The invention relates to Ga-Ge-B co-doped monocrystalline silicon and belongs to the technical field of production of semiconductor materials. The monocrystalline silicon is characterized in that the monocrystalline silicon is doped with three elements, namely, Ga, Ge and B, and the final atomic volume concentration of the three elements in the monocrystalline silicon is as follows: Ga: 1.02*10<15>-1.02*10<17> atoms/cm<3>, Ge: 1*10<15>-1*10<17> atoms/cm<3> and B: 1*10<16>-2*10<19> atoms/cm<3> respectively. Meanwhile, the invention further discloses a preparation method of the Ga-Ge-B co-doped monocrystalline silicon.
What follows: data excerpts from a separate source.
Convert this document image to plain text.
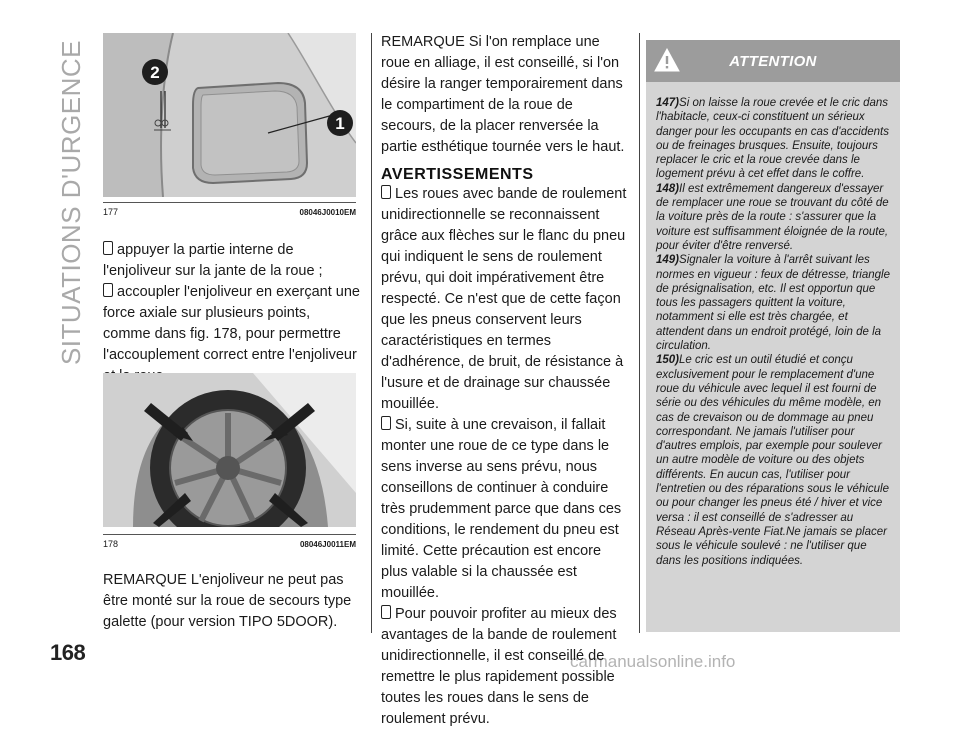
SITUATIONS D'URGENCE
168	carmanualsonline.info
2
1
177	08046J0010EM
appuyer la partie interne de l'enjoliveur sur la jante de la roue ;
accoupler l'enjoliveur en exerçant une force axiale sur plusieurs points, comme dans fig. 178, pour permettre l'accouplement correct entre l'enjoliveur
178	08046J0011EM
REMARQUE L'enjoliveur ne peut pas être monté sur la roue de secours type galette (pour version TIPO 5DOOR).
REMARQUE Si l'on remplace une roue en alliage, il est conseillé, si l'on désire la ranger temporairement dans le compartiment de la roue de secours, de la placer renversée la partie esthétique tournée vers le haut.
AVERTISSEMENTS
Les roues avec bande de roulement unidirectionnelle se reconnaissent grâce aux flèches sur le flanc du pneu qui indiquent le sens de roulement prévu, qui doit impérativement être respecté. Ce n'est que de cette façon que les pneus conservent leurs caractéristiques en termes d'adhérence, de bruit, de résistance à l'usure et de drainage sur chaussée mouillée.
Si, suite à une crevaison, il fallait monter une roue de ce type dans le sens inverse au sens prévu, nous conseillons de continuer à conduire très prudemment parce que dans ces conditions, le rendement du pneu est limité. Cette précaution est encore plus valable si la chaussée est mouillée.
Pour pouvoir profiter au mieux des avantages de la bande de roulement unidirectionnelle, il est conseillé de remettre le plus rapidement possible toutes les roues dans le sens de roulement prévu.
ATTENTION

147)Si on laisse la roue crevée et le cric dans l'habitacle, ceux-ci constituent un sérieux danger pour les occupants en cas d'accidents ou de freinages brusques. Ensuite, toujours replacer le cric et la roue crevée dans le logement prévu à cet effet dans le coffre.

148)Il est extrêmement dangereux d'essayer de remplacer une roue se trouvant du côté de la voiture près de la route : s'assurer que la voiture est suffisamment éloignée de la route, pour éviter d'être renversé.

149)Signaler la voiture à l'arrêt suivant les normes en vigueur : feux de détresse, triangle de présignalisation, etc. Il est opportun que tous les passagers quittent la voiture, notamment si elle est très chargée, et attendent dans un endroit protégé, loin de la circulation.

150)Le cric est un outil étudié et conçu exclusivement pour le remplacement d'une roue du véhicule avec lequel il est fourni de série ou des véhicules du même modèle, en cas de crevaison ou de dommage au pneu correspondant. Ne jamais l'utiliser pour d'autres emplois, par exemple pour soulever un autre modèle de voiture ou des objets différents. En aucun cas, l'utiliser pour l'entretien ou des réparations sous le véhicule ou pour changer les pneus été / hiver et vice versa : il est conseillé de s'adresser au Réseau Après-vente Fiat.Ne jamais se placer sous le véhicule soulevé : ne l'utiliser que dans les positions indiquées.
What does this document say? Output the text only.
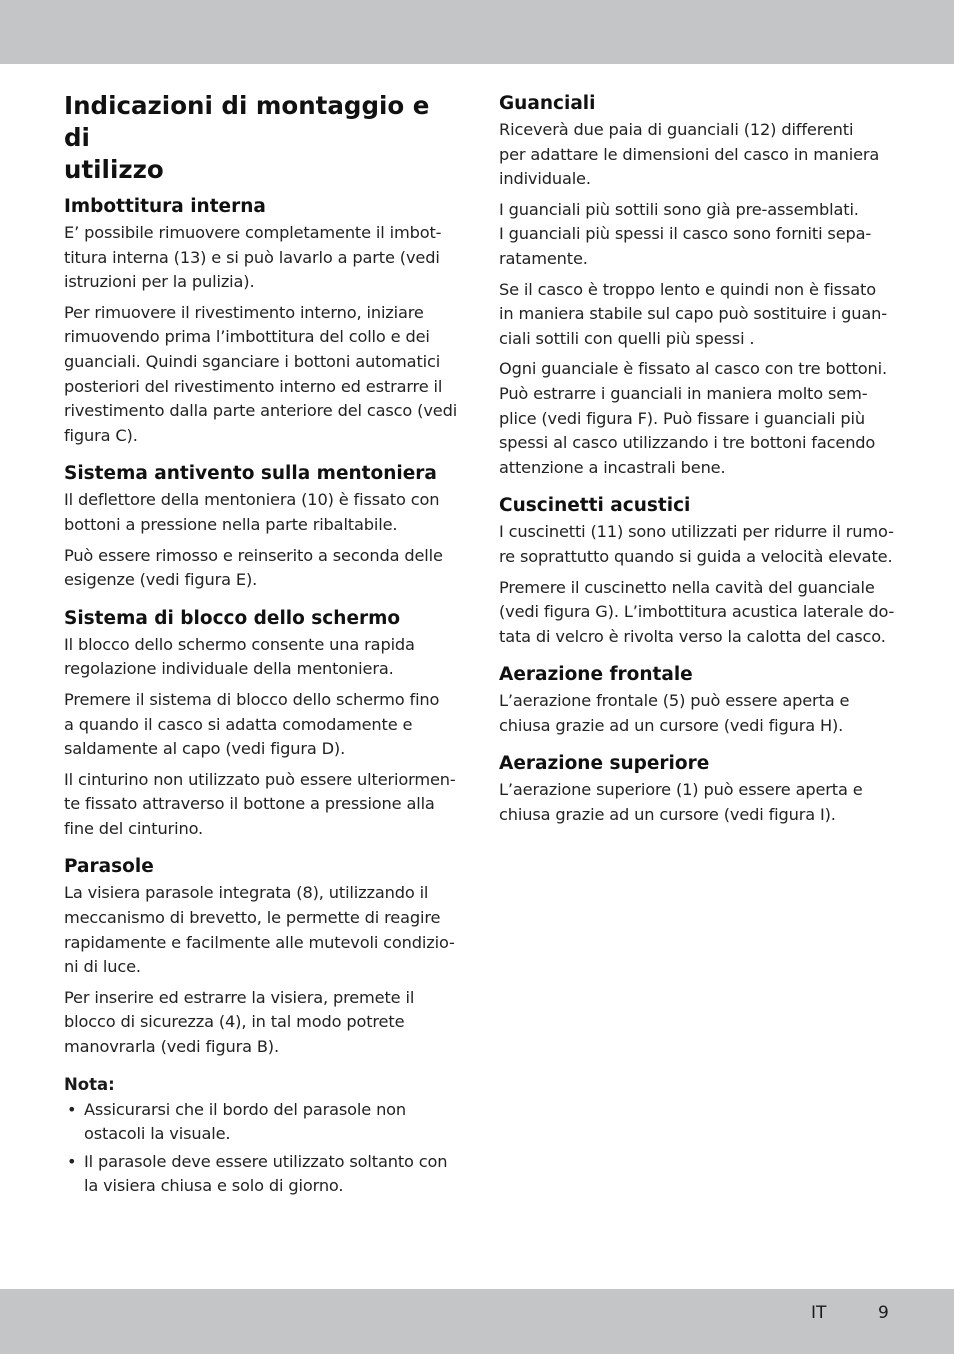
Indicazioni di montaggio e di
utilizzo
Imbottitura interna

E’ possibile rimuovere completamente il imbot-
titura interna (13) e si può lavarlo a parte (vedi
istruzioni per la pulizia).

Per rimuovere il rivestimento interno, iniziare
rimuovendo prima l’imbottitura del collo e dei
guanciali. Quindi sganciare i bottoni automatici
posteriori del rivestimento interno ed estrarre il
rivestimento dalla parte anteriore del casco (vedi
figura C).

Sistema antivento sulla mentoniera

Il deflettore della mentoniera (10) è fissato con
bottoni a pressione nella parte ribaltabile.

Può essere rimosso e reinserito a seconda delle
esigenze (vedi figura E).

Sistema di blocco dello schermo

Il blocco dello schermo consente una rapida
regolazione individuale della mentoniera.

Premere il sistema di blocco dello schermo fino
a quando il casco si adatta comodamente e
saldamente al capo (vedi figura D).

Il cinturino non utilizzato può essere ulteriormen-
te fissato attraverso il bottone a pressione alla
fine del cinturino.

Parasole

La visiera parasole integrata (8), utilizzando il
meccanismo di brevetto, le permette di reagire
rapidamente e facilmente alle mutevoli condizio-
ni di luce.

Per inserire ed estrarre la visiera, premete il
blocco di sicurezza (4), in tal modo potrete
manovrarla (vedi figura B).

Nota:
• Assicurarsi che il bordo del parasole non
ostacoli la visuale.
• Il parasole deve essere utilizzato soltanto con
la visiera chiusa e solo di giorno.
Guanciali

Riceverà due paia di guanciali (12) differenti
per adattare le dimensioni del casco in maniera
individuale.

I guanciali più sottili sono già pre-assemblati.
I guanciali più spessi il casco sono forniti sepa-
ratamente.

Se il casco è troppo lento e quindi non è fissato
in maniera stabile sul capo può sostituire i guan-
ciali sottili con quelli più spessi .

Ogni guanciale è fissato al casco con tre bottoni.
Può estrarre i guanciali in maniera molto sem-
plice (vedi figura F). Può fissare i guanciali più
spessi al casco utilizzando i tre bottoni facendo
attenzione a incastrali bene.

Cuscinetti acustici

I cuscinetti (11) sono utilizzati per ridurre il rumo-
re soprattutto quando si guida a velocità elevate.

Premere il cuscinetto nella cavità del guanciale
(vedi figura G). L’imbottitura acustica laterale do-
tata di velcro è rivolta verso la calotta del casco.

Aerazione frontale

L’aerazione frontale (5) può essere aperta e
chiusa grazie ad un cursore (vedi figura H).

Aerazione superiore

L’aerazione superiore (1) può essere aperta e
chiusa grazie ad un cursore (vedi figura I).

IT	9
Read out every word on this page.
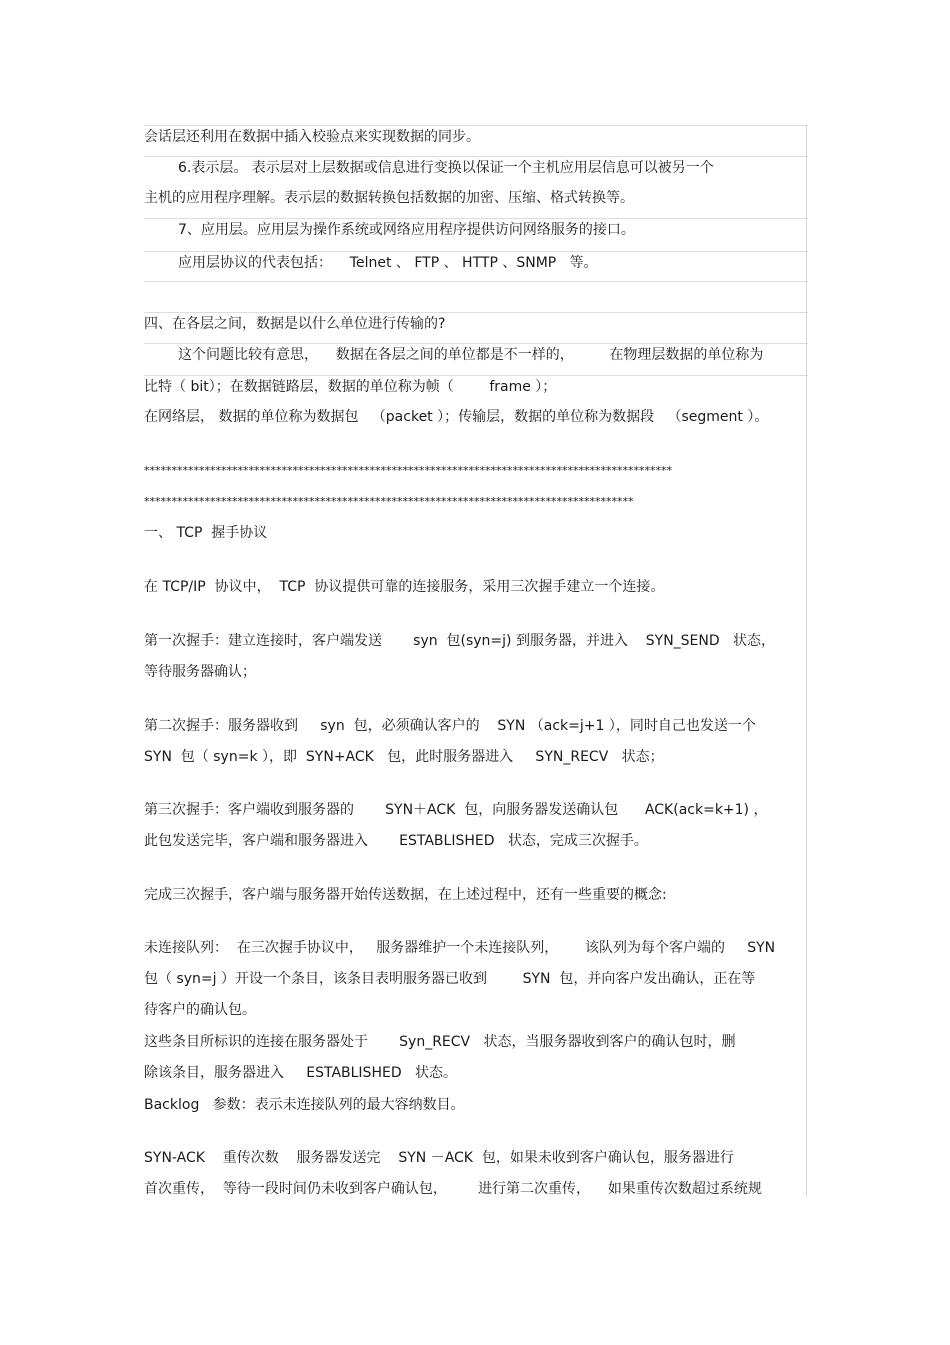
会话层还利用在数据中插入校验点来实现数据的同步。
6.表示层。 表示层对上层数据或信息进行变换以保证一个主机应用层信息可以被另一个
主机的应用程序理解。表示层的数据转换包括数据的加密、压缩、格式转换等。
7、应用层。应用层为操作系统或网络应用程序提供访问网络服务的接口。
应用层协议的代表包括：    Telnet 、 FTP 、 HTTP 、SNMP   等。
四、在各层之间，数据是以什么单位进行传输的?
这个问题比较有意思，    数据在各层之间的单位都是不一样的，        在物理层数据的单位称为
比特（ bit）；在数据链路层，数据的单位称为帧（        frame ）；
在网络层， 数据的单位称为数据包   （packet ）；传输层，数据的单位称为数据段   （segment ）。
************************************************************************************************
*****************************************************************************************
一、 TCP  握手协议
在 TCP/IP  协议中，  TCP  协议提供可靠的连接服务，采用三次握手建立一个连接。
第一次握手：建立连接时，客户端发送       syn  包(syn=j) 到服务器，并进入    SYN_SEND   状态，
等待服务器确认；
第二次握手：服务器收到     syn  包，必须确认客户的    SYN （ack=j+1 ），同时自己也发送一个
SYN  包（ syn=k ），即  SYN+ACK   包，此时服务器进入     SYN_RECV   状态；
第三次握手：客户端收到服务器的       SYN＋ACK  包，向服务器发送确认包      ACK(ack=k+1) ，
此包发送完毕，客户端和服务器进入       ESTABLISHED   状态，完成三次握手。
完成三次握手，客户端与服务器开始传送数据，在上述过程中，还有一些重要的概念:
未连接队列：  在三次握手协议中，   服务器维护一个未连接队列，      该队列为每个客户端的     SYN
包（ syn=j ）开设一个条目，该条目表明服务器已收到        SYN  包，并向客户发出确认，正在等
待客户的确认包。
这些条目所标识的连接在服务器处于       Syn_RECV   状态，当服务器收到客户的确认包时，删
除该条目，服务器进入     ESTABLISHED   状态。
Backlog   参数：表示未连接队列的最大容纳数目。
SYN-ACK    重传次数    服务器发送完    SYN －ACK  包，如果未收到客户确认包，服务器进行
首次重传，  等待一段时间仍未收到客户确认包，       进行第二次重传，    如果重传次数超过系统规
According to the Ga-Ge-B co-doped monocrystalline silicon, B-O compounds are greatly reduced or avoided, and light degradation of batteries is reduced; in addition, the mechanical strength of cells is enhanced; the preparation method of the Ga-Ge-B co-doped monocrystalline silicon is simple, easy to operate, low in cost and capable of realizing mass production.

Description

A kind of gallium germanium boron mixes silicon single crystal and preparation method thereof altogether

Technical field

The present invention relates generally to a kind of gallium germanium boron and mixes silicon single crystal and preparation method thereof altogether, belongs to semi-conducting material manufacturing technical field.

Background technology

Current solar cell is raw materials used based on crystalline silicon, and wherein, the silicon single crystal prepared by vertical pulling method has the high advantage of cell conversion rate, but its complicated operation and high expensive.In addition, the oxygen mixed in straight pulling process makes the photo attenuation of monocrystalline silicon battery obvious.Polycrystalline silicon ingot casting has easy and simple to handle, lower-cost advantage, but its battery conversion efficiency is low.Quasi-monocrystalline silicon between silicon single crystal and polysilicon is emerging silicon materials, it has the advantage of silicon single crystal and polysilicon concurrently, but, not yet find the defect about how reducing in its production, improve the technology of wafer physical strength, its application industrially and popularization are restricted.

Therefore, optimize Si wafer quality by doping techniques, overcoming Defect is current comparatively effective solution.For this reason, people have carried out various trial and improvement, design the technical scheme that the doping of various silicon chip is optimized.

As being ZL200610154949.2 in the patent No., disclosing a kind of directional solidification casting polycrystalline silicon mixing germanium in the Chinese invention patent that name is called " a kind of directional solidification casting polycrystalline silicon of doped germanium ", is 1*10 containing concentration ¹⁵-1*10 ¹⁷atoms/cm ³boron or phosphorus, and also containing concentration be 1*10 ¹⁶-1*10 ¹⁹atoms/cm ³germanium; The polysilicon of this doped germanium improves the physical strength of finished product polysilicon chip effectively, but, polysilicon area of solar cell application all the time limit to by the low speciality of its photoelectric conversion rate.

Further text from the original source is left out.